Executives get their byline as subject matter experts in business leadership and the media outlets become a trusted resource for aspiring and emerging leaders. A win-win.
Of course, it’s not exactly as easy as it sounds. Executives have to meet certain qualifications, and their article content needs to pass the outlet’s rigorous editorial standards. In addition to being well-written, articles must share relevant insights and takeaways in a way that avoids self-promotion. Editors may request several rounds of edits before accepting a draft. They may reject some articles altogether if they fail to align with the outlet’s standards.
Still, any skilled wordsmith can help overcome those obstacles while still angling your content to fuel sales enablement, recruiting, investor confidence, media inquiries; or achieve other personal and professional goals.
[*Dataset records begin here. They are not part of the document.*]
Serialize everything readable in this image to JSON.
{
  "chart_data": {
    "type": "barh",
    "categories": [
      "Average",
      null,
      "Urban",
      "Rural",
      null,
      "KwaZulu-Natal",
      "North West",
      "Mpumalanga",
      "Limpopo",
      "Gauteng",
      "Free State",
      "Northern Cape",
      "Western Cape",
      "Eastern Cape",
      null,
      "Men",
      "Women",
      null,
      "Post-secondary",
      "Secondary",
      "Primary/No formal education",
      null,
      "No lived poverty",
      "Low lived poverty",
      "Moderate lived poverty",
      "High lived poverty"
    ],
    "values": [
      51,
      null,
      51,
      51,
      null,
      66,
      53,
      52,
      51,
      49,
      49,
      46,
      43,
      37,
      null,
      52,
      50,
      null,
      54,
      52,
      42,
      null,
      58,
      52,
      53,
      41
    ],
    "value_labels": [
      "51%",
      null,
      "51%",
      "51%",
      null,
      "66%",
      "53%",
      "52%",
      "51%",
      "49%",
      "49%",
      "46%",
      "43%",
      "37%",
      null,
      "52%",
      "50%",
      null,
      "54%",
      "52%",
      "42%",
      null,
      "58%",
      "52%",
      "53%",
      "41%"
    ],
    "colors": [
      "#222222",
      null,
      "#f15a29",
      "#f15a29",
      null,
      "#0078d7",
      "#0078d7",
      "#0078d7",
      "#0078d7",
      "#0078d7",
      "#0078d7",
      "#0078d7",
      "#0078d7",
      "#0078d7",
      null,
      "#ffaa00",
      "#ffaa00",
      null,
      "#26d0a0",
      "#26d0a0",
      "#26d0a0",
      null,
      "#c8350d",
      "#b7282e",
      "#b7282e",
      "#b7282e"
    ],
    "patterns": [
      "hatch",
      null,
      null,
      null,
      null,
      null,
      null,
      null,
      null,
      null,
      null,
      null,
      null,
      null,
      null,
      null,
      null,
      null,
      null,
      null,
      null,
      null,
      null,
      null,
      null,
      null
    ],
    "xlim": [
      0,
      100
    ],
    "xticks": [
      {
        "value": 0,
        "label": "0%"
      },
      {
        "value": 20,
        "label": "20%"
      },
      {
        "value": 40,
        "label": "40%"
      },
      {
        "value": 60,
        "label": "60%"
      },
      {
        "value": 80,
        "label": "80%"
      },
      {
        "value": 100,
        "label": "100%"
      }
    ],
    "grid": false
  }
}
Build trust, understanding, and lasting legacy
People don’t want to hear about a company from machines or its brand imagery. They form an opinion based on its people, specifically the executive decision-makers operating in a hard-to-access world of insider knowledge. When leaders walk us down their path and share their valuable lessons, we more easily connect with them on a personal level, which helps us trust and understand their decisions.
Visibility is necessary in any thought leadership strategy, and an executive byline can fast track visibility efforts to grow a bigger audience sooner. The media outlet’s authority in publishing helps solidify your authority as a subject matter expert. Placing your messages in diverse and broad-reaching outlets helps differentiate your leadership brand from competitors. Keeping your digital presence active and intentional builds that brand awareness and shapes public opinion around its most critical values.